Dr. Geoffrey Hinton, widely considered the “Godfather of AI,” says he is particularly proud of former student Ilya Sutskever for firing OpenAI CEO Sam Altman in 2023.
Sutskever was one of several OpenAI board members who led a coup against Altman in 2023, ousting him from the company. Pressure, from both inside and outside the company, ultimately led to Altman’s return, with Sutskever eventually leaving himself.
At the time of Altman’s ouster, reports indicated that Sutskever and the other board members were concerned that Altman was straying too far from OpenAI’s primary goal of safe AI development. The board felt Altman was pursuing profit at the expense of safety, a narrative that has been repeated by other executives who have left the company in recent months.

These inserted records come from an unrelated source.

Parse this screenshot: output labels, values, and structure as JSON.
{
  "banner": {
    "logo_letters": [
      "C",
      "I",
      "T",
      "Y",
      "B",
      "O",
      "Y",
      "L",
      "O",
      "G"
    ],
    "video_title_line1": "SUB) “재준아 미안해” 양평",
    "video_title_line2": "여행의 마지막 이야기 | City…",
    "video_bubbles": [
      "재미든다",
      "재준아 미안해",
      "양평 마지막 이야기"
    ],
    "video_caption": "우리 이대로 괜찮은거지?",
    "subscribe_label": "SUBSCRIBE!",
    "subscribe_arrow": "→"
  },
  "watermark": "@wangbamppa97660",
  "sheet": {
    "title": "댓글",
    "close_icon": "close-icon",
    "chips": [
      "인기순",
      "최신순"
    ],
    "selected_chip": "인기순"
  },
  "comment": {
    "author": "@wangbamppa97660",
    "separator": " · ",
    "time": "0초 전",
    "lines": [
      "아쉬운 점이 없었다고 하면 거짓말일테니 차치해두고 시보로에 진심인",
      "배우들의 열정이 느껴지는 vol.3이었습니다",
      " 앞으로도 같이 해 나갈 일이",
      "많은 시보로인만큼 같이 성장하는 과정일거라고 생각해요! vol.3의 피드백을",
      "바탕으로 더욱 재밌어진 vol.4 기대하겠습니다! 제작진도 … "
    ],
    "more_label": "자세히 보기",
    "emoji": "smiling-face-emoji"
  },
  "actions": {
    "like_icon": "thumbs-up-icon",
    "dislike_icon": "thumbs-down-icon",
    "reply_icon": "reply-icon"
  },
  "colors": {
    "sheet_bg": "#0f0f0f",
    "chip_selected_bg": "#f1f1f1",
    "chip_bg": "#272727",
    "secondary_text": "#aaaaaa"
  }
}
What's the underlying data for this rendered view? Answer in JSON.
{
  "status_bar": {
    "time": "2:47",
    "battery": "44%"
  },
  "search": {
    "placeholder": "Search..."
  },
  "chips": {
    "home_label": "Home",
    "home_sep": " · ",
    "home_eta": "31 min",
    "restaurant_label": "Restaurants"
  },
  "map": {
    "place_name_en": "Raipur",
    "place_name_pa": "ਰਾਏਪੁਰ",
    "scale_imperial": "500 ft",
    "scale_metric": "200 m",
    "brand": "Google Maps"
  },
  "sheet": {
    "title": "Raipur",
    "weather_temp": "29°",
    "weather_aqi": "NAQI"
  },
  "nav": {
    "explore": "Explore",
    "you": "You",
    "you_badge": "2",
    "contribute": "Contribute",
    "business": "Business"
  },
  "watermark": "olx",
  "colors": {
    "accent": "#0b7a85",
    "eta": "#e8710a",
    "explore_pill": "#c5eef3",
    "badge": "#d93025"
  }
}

Hinton is the latest to lend weight those concerns. In a video post following his Nobel Prize win, Hinton touted the students he had over the years, particularly calling out Sutskever.
“I’d also like to acknowledge my students,” Hinton says in the video. “I was particularly fortunate to have many very clever students, much clever than me, who actually made things work. They’ve gone on to do great things.
“I’m particularly proud of the fact that one of my students fired Sam Altman, and I think I better leave it there and leave it for questions.”
Hinton then goes on to describe why Sutskever was involved in firing Altman.
“So OpenAI was set up with a big emphasis on safety,” he continues. “Its primary objective was to develop artificial general intelligence and ensure that it was safe.
“One of my former students Ilya Sutskever, was the chief scientist. And over time, it turned out that Sam Altman. Was much less concerned with safety than with profits. And I think that’s unfortunate.”
Hinton has long been a vocal advocate for need to develop AI with safety concerns front and center. He previously worked on AI at Google, before leaving the company and sounding the alarm over its rushed efforts to catch up with OpenAI and Microsoft.
Since leaving Google, Hinton has warned of the danger AI poses, saying efforts need to be taken to ensure it doesn’t gain the upper hand.
“The idea that this stuff could actually get smarter than people — a few people believed that,” Dr. Hinton said. “But most people thought it was way off. And I thought it was way off. I thought it was 30 to 50 years or even longer away. Obviously, I no longer think that.
“I don’t think they should scale this up more until they have understood whether they can control it,” he added.